The ban, Turner said, proved to be more than an inconvenience. It became “absolutely life-changing,” causing her and her husband “horrific and traumatic stress,” she said. Austin housing prices have since dropped, meaning they’d take a large loss if they sold it. The stress caused Turner to drop out of a master’s program for a time.Turner could not help but see Airbnb’s current system as “flawed” and unfair to people who are “guilty by association” but have no criminal record of their own. “I am at a loss for how to protect myself or my rights against this corporate giant,” she told MotherboardIt was only after Motherboard reached out for comment about the specifics of Turner’s situation that Airbnb decided to reverse its decision and reinstate Turner.
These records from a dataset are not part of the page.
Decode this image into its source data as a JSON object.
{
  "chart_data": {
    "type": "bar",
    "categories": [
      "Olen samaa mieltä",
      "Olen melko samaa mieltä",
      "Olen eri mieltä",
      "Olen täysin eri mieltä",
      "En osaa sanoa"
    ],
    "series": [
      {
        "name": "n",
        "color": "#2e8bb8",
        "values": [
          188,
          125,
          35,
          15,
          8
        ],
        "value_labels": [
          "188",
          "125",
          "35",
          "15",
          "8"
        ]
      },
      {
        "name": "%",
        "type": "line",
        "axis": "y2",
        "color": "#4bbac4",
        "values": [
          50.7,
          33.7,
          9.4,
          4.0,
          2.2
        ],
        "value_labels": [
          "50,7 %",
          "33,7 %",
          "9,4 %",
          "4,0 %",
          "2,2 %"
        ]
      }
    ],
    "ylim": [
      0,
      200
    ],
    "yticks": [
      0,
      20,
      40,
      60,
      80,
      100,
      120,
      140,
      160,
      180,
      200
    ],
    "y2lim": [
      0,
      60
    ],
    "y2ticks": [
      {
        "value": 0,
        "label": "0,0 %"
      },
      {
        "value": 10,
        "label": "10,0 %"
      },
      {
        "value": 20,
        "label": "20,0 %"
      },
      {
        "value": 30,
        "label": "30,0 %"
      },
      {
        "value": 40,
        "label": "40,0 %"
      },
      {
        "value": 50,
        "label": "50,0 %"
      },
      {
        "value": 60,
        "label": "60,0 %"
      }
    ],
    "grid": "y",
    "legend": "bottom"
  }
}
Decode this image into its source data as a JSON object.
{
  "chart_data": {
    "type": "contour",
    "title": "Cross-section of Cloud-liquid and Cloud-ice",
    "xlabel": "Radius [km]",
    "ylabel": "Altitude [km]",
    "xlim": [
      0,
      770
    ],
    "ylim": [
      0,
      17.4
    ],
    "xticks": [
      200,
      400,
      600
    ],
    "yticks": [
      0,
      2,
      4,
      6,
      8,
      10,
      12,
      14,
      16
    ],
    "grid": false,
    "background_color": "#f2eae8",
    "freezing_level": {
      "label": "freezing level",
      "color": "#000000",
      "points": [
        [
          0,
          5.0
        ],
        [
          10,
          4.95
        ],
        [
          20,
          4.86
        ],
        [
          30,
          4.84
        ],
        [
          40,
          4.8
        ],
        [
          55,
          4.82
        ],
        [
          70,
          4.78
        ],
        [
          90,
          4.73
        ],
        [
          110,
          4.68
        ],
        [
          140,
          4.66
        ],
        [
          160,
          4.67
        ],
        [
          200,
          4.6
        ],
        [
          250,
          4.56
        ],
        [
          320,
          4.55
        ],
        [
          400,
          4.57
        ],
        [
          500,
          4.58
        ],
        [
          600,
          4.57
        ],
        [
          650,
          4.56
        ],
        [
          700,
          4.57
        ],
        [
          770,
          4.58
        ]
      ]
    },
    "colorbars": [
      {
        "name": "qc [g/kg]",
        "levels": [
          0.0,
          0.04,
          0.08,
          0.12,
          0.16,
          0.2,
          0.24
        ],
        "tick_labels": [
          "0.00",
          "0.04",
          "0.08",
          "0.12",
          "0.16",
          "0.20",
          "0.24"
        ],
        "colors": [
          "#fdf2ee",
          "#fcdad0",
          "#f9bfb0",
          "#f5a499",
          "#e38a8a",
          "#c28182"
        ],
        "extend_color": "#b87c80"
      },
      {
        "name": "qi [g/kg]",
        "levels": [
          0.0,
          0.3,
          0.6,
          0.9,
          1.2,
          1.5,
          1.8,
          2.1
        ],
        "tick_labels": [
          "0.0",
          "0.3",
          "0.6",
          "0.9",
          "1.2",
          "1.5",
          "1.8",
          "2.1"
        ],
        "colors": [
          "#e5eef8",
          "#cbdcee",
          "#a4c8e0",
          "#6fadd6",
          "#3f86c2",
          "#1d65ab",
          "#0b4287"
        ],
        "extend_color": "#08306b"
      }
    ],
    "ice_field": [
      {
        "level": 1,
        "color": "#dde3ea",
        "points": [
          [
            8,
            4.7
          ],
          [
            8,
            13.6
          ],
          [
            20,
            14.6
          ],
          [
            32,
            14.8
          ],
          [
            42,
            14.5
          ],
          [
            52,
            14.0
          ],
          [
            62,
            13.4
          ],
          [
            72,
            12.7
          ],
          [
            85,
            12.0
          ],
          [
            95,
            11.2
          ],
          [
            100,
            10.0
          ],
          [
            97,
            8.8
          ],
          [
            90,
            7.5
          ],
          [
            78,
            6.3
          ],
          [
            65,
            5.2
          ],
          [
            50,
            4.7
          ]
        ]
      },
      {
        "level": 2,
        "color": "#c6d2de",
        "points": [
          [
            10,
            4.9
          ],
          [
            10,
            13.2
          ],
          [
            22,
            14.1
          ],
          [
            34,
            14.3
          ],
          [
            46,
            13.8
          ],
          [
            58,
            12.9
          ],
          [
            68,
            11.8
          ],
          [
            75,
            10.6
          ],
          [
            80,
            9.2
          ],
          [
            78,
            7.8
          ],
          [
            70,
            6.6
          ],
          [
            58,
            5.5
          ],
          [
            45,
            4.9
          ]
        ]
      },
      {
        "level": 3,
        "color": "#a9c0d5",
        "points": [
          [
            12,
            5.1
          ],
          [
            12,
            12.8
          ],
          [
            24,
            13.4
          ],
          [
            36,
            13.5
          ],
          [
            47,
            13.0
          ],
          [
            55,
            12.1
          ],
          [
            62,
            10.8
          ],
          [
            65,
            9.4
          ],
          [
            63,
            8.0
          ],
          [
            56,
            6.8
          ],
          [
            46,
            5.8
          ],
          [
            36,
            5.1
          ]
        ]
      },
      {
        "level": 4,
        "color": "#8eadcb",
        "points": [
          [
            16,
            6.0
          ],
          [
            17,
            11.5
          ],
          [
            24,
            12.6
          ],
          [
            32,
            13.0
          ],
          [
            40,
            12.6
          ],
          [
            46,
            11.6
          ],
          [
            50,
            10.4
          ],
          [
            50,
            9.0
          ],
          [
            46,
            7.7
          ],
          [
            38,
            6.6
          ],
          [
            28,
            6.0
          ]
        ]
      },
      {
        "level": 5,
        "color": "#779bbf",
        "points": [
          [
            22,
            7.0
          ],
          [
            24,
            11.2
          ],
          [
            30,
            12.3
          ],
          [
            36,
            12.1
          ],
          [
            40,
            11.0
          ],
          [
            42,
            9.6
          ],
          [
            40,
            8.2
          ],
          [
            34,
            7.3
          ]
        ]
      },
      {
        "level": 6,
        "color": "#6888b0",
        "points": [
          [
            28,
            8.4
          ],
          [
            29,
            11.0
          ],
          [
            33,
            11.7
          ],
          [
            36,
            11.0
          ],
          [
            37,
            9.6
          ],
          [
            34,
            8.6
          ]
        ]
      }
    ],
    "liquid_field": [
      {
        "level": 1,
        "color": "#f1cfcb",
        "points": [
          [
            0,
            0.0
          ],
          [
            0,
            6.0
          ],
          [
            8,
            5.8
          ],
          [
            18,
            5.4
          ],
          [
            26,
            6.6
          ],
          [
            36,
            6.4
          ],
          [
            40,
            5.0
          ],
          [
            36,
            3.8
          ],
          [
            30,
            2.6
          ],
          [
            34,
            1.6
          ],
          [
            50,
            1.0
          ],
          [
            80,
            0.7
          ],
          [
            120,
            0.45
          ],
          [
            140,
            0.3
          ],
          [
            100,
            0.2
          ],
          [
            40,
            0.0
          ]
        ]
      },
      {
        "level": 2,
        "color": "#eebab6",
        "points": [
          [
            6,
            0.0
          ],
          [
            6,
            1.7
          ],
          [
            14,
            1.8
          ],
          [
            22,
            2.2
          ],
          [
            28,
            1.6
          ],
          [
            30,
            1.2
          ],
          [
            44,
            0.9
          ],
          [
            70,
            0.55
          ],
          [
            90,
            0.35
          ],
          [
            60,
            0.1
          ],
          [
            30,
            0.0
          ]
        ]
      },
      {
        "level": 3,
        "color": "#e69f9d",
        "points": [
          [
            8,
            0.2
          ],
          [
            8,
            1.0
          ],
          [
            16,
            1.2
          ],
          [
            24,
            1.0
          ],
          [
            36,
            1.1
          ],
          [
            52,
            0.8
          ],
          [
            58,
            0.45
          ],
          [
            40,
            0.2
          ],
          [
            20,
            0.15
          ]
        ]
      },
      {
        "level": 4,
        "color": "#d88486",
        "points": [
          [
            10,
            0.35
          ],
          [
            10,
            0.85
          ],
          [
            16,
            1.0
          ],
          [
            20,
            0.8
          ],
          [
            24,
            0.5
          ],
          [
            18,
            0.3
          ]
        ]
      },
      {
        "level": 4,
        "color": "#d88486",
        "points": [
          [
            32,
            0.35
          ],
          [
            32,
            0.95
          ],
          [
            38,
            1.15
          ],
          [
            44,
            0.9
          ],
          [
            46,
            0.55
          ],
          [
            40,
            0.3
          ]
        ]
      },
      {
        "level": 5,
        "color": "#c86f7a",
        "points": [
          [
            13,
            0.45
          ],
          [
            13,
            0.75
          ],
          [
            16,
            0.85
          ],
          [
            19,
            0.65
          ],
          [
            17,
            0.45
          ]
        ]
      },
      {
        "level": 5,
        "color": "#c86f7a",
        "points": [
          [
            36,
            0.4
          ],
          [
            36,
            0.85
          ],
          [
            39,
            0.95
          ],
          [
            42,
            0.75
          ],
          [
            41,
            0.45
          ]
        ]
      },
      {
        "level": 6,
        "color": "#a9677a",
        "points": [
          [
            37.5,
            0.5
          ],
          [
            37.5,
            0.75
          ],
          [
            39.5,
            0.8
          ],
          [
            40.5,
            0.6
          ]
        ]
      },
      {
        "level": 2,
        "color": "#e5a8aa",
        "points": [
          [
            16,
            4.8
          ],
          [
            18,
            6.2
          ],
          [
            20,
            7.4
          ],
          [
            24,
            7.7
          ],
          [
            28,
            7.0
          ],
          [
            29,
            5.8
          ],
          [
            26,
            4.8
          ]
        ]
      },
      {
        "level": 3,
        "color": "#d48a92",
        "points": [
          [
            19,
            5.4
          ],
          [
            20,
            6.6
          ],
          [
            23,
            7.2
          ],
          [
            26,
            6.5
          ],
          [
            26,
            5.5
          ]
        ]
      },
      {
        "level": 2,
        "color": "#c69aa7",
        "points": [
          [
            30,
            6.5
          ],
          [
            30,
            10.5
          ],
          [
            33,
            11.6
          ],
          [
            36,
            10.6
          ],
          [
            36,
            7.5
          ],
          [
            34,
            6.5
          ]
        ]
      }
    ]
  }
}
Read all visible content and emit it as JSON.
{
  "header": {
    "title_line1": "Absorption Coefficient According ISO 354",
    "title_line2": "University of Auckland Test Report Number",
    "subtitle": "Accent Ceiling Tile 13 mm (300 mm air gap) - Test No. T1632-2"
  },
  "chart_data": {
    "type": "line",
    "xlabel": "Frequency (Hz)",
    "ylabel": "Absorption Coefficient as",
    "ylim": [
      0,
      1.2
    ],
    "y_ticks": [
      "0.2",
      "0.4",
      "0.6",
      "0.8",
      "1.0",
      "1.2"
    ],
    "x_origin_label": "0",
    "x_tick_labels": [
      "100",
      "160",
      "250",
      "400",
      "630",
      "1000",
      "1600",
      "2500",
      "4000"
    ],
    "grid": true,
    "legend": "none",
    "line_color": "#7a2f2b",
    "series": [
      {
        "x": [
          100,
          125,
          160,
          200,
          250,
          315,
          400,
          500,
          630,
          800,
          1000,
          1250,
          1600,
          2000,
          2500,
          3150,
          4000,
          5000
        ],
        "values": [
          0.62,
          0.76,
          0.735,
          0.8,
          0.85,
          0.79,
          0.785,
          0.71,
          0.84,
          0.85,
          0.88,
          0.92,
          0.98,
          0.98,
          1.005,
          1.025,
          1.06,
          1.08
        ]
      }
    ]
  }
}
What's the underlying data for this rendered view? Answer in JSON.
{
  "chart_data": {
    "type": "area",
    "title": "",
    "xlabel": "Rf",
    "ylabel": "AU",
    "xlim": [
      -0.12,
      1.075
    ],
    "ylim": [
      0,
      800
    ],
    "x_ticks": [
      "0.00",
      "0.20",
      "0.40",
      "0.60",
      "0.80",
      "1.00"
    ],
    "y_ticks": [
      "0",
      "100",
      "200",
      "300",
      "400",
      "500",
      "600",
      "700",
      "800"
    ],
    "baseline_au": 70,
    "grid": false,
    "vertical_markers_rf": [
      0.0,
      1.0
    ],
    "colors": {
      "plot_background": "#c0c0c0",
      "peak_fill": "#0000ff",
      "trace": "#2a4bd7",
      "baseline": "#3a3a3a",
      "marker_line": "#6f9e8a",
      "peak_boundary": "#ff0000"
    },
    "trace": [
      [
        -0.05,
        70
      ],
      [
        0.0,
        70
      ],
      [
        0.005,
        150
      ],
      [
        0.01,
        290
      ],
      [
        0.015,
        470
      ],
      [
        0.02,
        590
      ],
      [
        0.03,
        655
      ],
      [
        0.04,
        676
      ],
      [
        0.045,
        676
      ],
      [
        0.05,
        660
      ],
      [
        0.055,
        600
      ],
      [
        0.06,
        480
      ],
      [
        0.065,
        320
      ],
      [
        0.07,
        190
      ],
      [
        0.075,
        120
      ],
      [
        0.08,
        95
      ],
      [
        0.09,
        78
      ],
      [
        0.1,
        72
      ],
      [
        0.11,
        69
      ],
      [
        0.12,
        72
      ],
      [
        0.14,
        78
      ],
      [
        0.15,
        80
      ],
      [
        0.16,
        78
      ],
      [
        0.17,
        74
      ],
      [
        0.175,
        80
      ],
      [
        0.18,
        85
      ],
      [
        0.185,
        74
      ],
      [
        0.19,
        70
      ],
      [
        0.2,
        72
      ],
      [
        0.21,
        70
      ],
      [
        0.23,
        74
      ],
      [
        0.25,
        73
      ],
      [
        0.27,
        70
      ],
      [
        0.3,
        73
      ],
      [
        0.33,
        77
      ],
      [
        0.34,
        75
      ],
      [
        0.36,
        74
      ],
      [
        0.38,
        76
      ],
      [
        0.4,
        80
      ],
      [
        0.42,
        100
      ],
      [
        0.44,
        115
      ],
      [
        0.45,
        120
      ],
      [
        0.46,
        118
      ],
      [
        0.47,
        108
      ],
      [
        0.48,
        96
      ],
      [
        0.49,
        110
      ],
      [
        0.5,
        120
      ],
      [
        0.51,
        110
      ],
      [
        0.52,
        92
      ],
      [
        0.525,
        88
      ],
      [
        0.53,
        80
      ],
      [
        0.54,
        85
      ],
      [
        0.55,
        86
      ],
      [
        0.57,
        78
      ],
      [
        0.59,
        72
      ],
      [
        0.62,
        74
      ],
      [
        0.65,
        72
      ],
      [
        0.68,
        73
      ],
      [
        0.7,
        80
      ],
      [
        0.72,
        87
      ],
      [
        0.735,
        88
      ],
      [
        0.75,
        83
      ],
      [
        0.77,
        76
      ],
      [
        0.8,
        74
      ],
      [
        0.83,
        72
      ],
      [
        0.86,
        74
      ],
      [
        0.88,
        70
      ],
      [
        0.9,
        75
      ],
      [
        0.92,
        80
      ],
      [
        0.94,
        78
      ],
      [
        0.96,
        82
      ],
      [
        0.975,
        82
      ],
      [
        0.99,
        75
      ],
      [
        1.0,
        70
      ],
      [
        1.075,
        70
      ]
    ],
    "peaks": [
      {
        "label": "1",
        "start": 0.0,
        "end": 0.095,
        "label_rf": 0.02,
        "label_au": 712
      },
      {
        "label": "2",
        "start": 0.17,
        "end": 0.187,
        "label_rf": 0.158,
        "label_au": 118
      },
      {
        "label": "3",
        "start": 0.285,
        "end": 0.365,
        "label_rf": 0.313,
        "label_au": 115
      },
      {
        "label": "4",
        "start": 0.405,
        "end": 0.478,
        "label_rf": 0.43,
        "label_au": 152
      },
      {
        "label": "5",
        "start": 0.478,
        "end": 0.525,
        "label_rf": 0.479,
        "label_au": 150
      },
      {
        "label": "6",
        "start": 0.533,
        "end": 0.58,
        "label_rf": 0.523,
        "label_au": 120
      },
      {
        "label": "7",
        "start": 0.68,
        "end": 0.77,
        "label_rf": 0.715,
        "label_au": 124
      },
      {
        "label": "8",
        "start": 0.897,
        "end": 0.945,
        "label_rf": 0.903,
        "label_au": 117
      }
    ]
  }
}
Airbnb told Motherboard that it had revisited Turner’s case and determined her association with her mother’s partner was “not close enough” to justify a ban. No new information was obtained.Such a series of events has become something of a pattern at Airbnb. A user is banned for a questionable and/or vague reason and then stifled by a customer service representative like “Eleanor” who offers a series of boilerplate explanations. Unable to reach a human with power, they are only reinstated after reaching out to a reporter or going public with their story.Even those lucky enough to find their cases resolved through Airbnb’s outsourcing of customer service work to reporters aren’t necessarily made whole.“The pain and suffering,” Turner said, “you know, you can't put a dollar amount on that.”